Scholarly Colloquia and Events

  • 2/18 Statistics Colloquium, Prof. Jian Zou

    DEPARTMENT OF STATISTICS

    Statistics Colloquium

    University of Connecticut

    Storrs, Connecticut

     

    The Department of Statistics Cordially invites you to a Colloquium

     

    Jian Zou

    Assistant Professor

    Worcester Polytechnic Institute

     Bayesian Spatio-Temporal Methodology for Biosurveillance

    ABSTRACT

     

     

    The complexity of spatio-temporal data in epidemiology and surveillance presents challenges

    such as low signal-to-noise ratio and generating high false positive rate for researchers and public

    health agencies.

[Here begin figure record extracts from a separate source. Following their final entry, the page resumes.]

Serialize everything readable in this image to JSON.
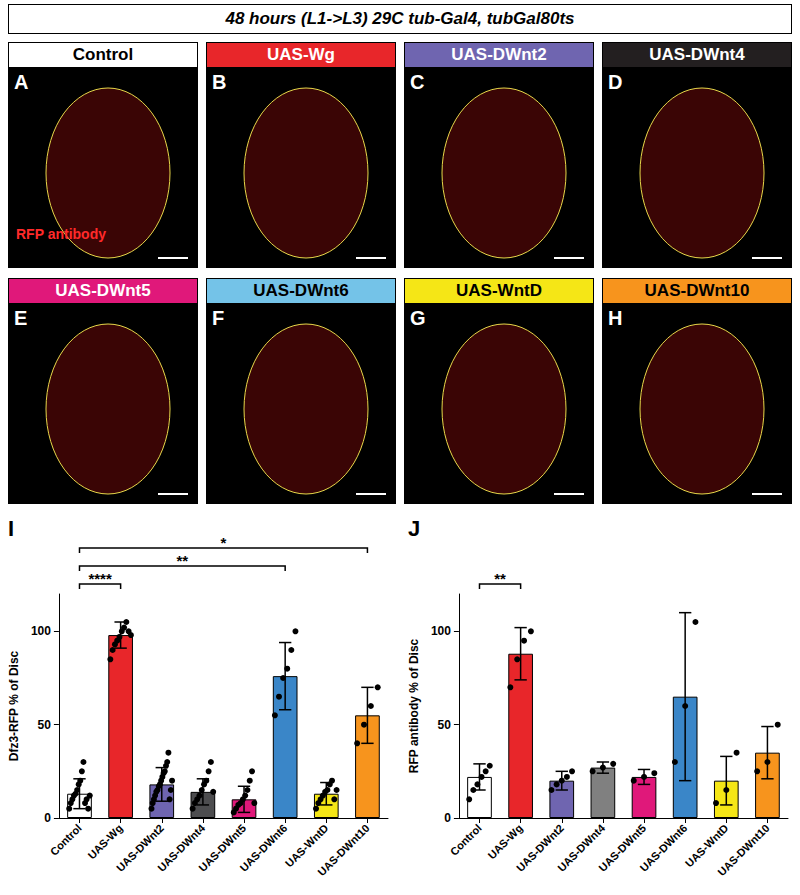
{
  "header": "48 hours (L1->L3) 29C tub-Gal4, tubGal80ts",
  "panels": [
    {
      "letter": "A",
      "title": "Control",
      "color": "#ffffff",
      "stain_label": "RFP antibody"
    },
    {
      "letter": "B",
      "title": "UAS-Wg",
      "color": "#e8262a"
    },
    {
      "letter": "C",
      "title": "UAS-DWnt2",
      "color": "#6f65b0"
    },
    {
      "letter": "D",
      "title": "UAS-DWnt4",
      "color": "#231f20"
    },
    {
      "letter": "E",
      "title": "UAS-DWnt5",
      "color": "#e0187a"
    },
    {
      "letter": "F",
      "title": "UAS-DWnt6",
      "color": "#74c3e8"
    },
    {
      "letter": "G",
      "title": "UAS-WntD",
      "color": "#f5e616"
    },
    {
      "letter": "H",
      "title": "UAS-DWnt10",
      "color": "#f7941d"
    }
  ],
  "chart_data": [
    {
      "type": "bar",
      "panel": "I",
      "y_label": "Dfz3-RFP % of Disc",
      "categories": [
        "Control",
        "UAS-Wg",
        "UAS-DWnt2",
        "UAS-DWnt4",
        "UAS-DWnt5",
        "UAS-DWnt6",
        "UAS-WntD",
        "UAS-DWnt10"
      ],
      "values": [
        13,
        98,
        18,
        14,
        10,
        76,
        13,
        55
      ],
      "error": [
        8,
        7,
        9,
        7,
        7,
        18,
        6,
        15
      ],
      "points": [
        [
          5,
          8,
          10,
          12,
          13,
          15,
          18,
          20,
          25,
          30,
          8,
          10,
          5,
          12
        ],
        [
          85,
          90,
          93,
          95,
          97,
          100,
          102,
          105,
          100,
          98
        ],
        [
          5,
          8,
          10,
          12,
          14,
          15,
          17,
          18,
          20,
          22,
          24,
          25,
          28,
          30,
          35,
          10,
          15,
          20
        ],
        [
          5,
          8,
          10,
          12,
          15,
          18,
          20,
          25,
          30,
          14
        ],
        [
          3,
          5,
          7,
          8,
          10,
          12,
          15,
          20,
          25,
          8
        ],
        [
          55,
          65,
          75,
          80,
          90,
          100
        ],
        [
          5,
          8,
          10,
          12,
          14,
          15,
          18,
          20,
          10,
          15
        ],
        [
          40,
          50,
          60,
          70
        ]
      ],
      "colors": [
        "#ffffff",
        "#e8262a",
        "#6f65b0",
        "#4d4d4f",
        "#e0187a",
        "#3a86c8",
        "#f5e616",
        "#f7941d"
      ],
      "ylim": [
        0,
        120
      ],
      "yticks": [
        0,
        50,
        100
      ],
      "grid": false,
      "significance": [
        {
          "from": "Control",
          "to": "UAS-Wg",
          "label": "****"
        },
        {
          "from": "Control",
          "to": "UAS-DWnt6",
          "label": "**"
        },
        {
          "from": "Control",
          "to": "UAS-DWnt10",
          "label": "*"
        }
      ]
    },
    {
      "type": "bar",
      "panel": "J",
      "y_label": "RFP antibody % of Disc",
      "categories": [
        "Control",
        "UAS-Wg",
        "UAS-DWnt2",
        "UAS-DWnt4",
        "UAS-DWnt5",
        "UAS-DWnt6",
        "UAS-WntD",
        "UAS-DWnt10"
      ],
      "values": [
        22,
        88,
        20,
        27,
        22,
        65,
        20,
        35
      ],
      "error": [
        7,
        14,
        5,
        3,
        4,
        45,
        13,
        14
      ],
      "points": [
        [
          10,
          15,
          18,
          22,
          25,
          28
        ],
        [
          70,
          85,
          95,
          100
        ],
        [
          15,
          18,
          20,
          22,
          25
        ],
        [
          25,
          27,
          29
        ],
        [
          20,
          22,
          24
        ],
        [
          30,
          60,
          105
        ],
        [
          8,
          15,
          35
        ],
        [
          25,
          30,
          50
        ]
      ],
      "colors": [
        "#ffffff",
        "#e8262a",
        "#6f65b0",
        "#808080",
        "#e0187a",
        "#3a86c8",
        "#f5e616",
        "#f7941d"
      ],
      "ylim": [
        0,
        120
      ],
      "yticks": [
        0,
        50,
        100
      ],
      "grid": false,
      "significance": [
        {
          "from": "Control",
          "to": "UAS-Wg",
          "label": "**"
        }
      ]
    }
  ]
}
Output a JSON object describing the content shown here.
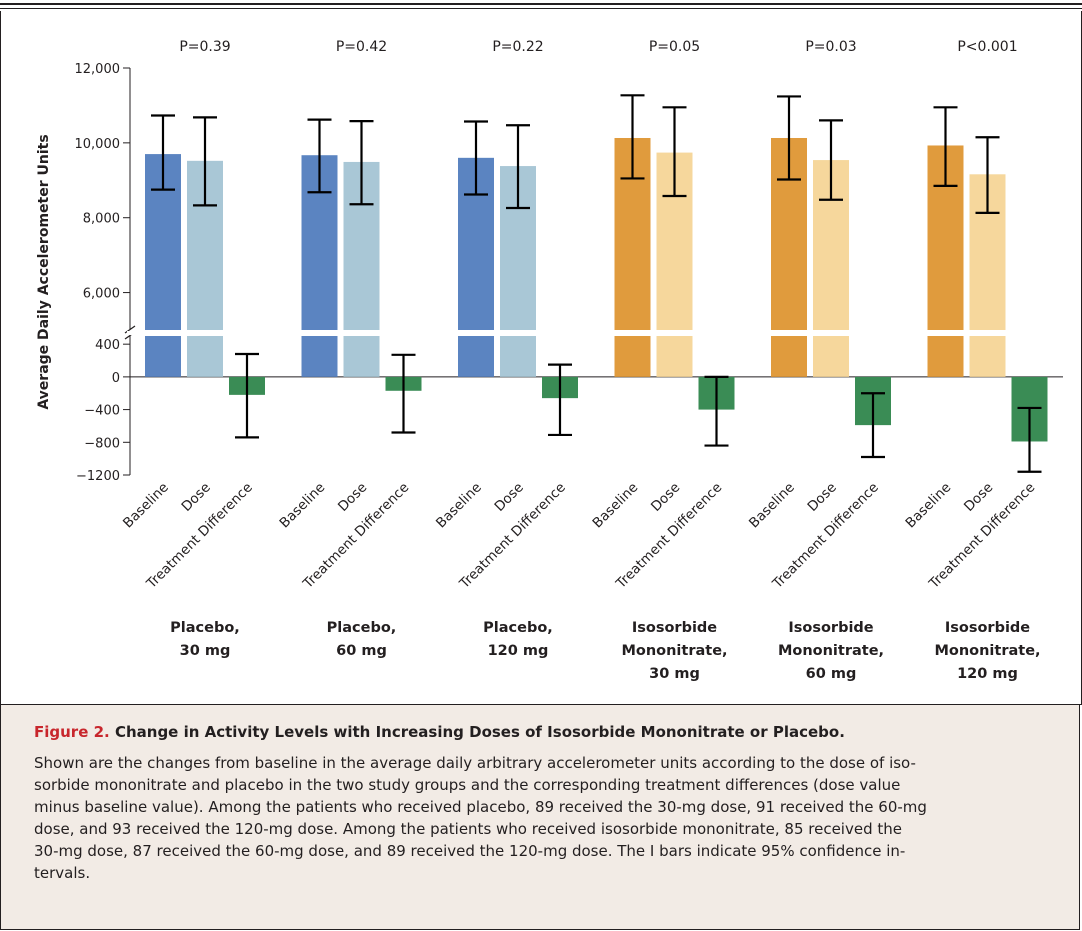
{
  "chart_data": {
    "type": "bar",
    "ylabel": "Average Daily Accelerometer Units",
    "upper_axis": {
      "ylim": [
        5000,
        12000
      ],
      "ticks": [
        6000,
        8000,
        10000,
        12000
      ],
      "tick_labels": [
        "6,000",
        "8,000",
        "10,000",
        "12,000"
      ]
    },
    "lower_axis": {
      "ylim": [
        -1200,
        500
      ],
      "ticks": [
        -1200,
        -800,
        -400,
        0,
        400
      ],
      "tick_labels": [
        "−1200",
        "−800",
        "−400",
        "0",
        "400"
      ]
    },
    "bar_labels": [
      "Baseline",
      "Dose",
      "Treatment Difference"
    ],
    "groups": [
      {
        "name_lines": [
          "Placebo,",
          "30 mg"
        ],
        "p_value": "P=0.39",
        "baseline": {
          "value": 9700,
          "ci": [
            8750,
            10730
          ]
        },
        "dose": {
          "value": 9520,
          "ci": [
            8330,
            10680
          ]
        },
        "difference": {
          "value": -220,
          "ci": [
            -740,
            280
          ]
        }
      },
      {
        "name_lines": [
          "Placebo,",
          "60  mg"
        ],
        "p_value": "P=0.42",
        "baseline": {
          "value": 9670,
          "ci": [
            8680,
            10620
          ]
        },
        "dose": {
          "value": 9490,
          "ci": [
            8360,
            10580
          ]
        },
        "difference": {
          "value": -170,
          "ci": [
            -680,
            270
          ]
        }
      },
      {
        "name_lines": [
          "Placebo,",
          "120 mg"
        ],
        "p_value": "P=0.22",
        "baseline": {
          "value": 9600,
          "ci": [
            8620,
            10570
          ]
        },
        "dose": {
          "value": 9380,
          "ci": [
            8260,
            10470
          ]
        },
        "difference": {
          "value": -260,
          "ci": [
            -710,
            150
          ]
        }
      },
      {
        "name_lines": [
          "Isosorbide",
          "Mononitrate,",
          "30 mg"
        ],
        "p_value": "P=0.05",
        "baseline": {
          "value": 10130,
          "ci": [
            9050,
            11270
          ]
        },
        "dose": {
          "value": 9740,
          "ci": [
            8580,
            10950
          ]
        },
        "difference": {
          "value": -400,
          "ci": [
            -840,
            0
          ]
        }
      },
      {
        "name_lines": [
          "Isosorbide",
          "Mononitrate,",
          "60 mg"
        ],
        "p_value": "P=0.03",
        "baseline": {
          "value": 10130,
          "ci": [
            9020,
            11240
          ]
        },
        "dose": {
          "value": 9540,
          "ci": [
            8480,
            10600
          ]
        },
        "difference": {
          "value": -590,
          "ci": [
            -980,
            -200
          ]
        }
      },
      {
        "name_lines": [
          "Isosorbide",
          "Mononitrate,",
          "120 mg"
        ],
        "p_value": "P<0.001",
        "baseline": {
          "value": 9930,
          "ci": [
            8850,
            10950
          ]
        },
        "dose": {
          "value": 9160,
          "ci": [
            8130,
            10150
          ]
        },
        "difference": {
          "value": -790,
          "ci": [
            -1160,
            -380
          ]
        }
      }
    ],
    "colors": {
      "placebo_baseline": "#5b84c1",
      "placebo_dose": "#a9c7d6",
      "ismn_baseline": "#e09b3d",
      "ismn_dose": "#f6d79c",
      "difference": "#3a8c55",
      "error_bar": "#000000"
    }
  },
  "caption": {
    "figure_label": "Figure 2.",
    "title": " Change in Activity Levels with Increasing Doses of Isosorbide Mononitrate or Placebo.",
    "body_lines": [
      "Shown are the changes from baseline in the average daily arbitrary accelerometer units according to the dose of iso-",
      "sorbide mononitrate and placebo in the two study groups and the corresponding treatment differences (dose value",
      "minus baseline value). Among the patients who received placebo, 89 received the 30-mg dose, 91 received the 60-mg",
      "dose, and 93 received the 120-mg dose. Among the patients who received isosorbide mononitrate, 85 received the",
      "30-mg dose, 87 received the 60-mg dose, and 89 received the 120-mg dose. The I bars indicate 95% confidence in-",
      "tervals."
    ]
  }
}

Central to the problem in the context of disease outbreaks is a decision structure

    that requires trading off false positives for delayed detections. We describe a novel Bayesian

    hierarchical model capturing the spatio-temporal dynamics in public health surveillance data sets.

    We further quantify the performance of the method to detect outbreaks by incorporating different

    criteria, including false alarm rate, timeliness and cost functions.  Our data set is derived from

    emergency department (ED) visits for Influenza-like illness and respiratory illness in the Indiana

    Public Health Emergency Surveillance System (PHESS). The methodology incorporates Gaussian

    Markov random field (GMRF) and spatio-temporal conditional autoregressive (CAR) modeling.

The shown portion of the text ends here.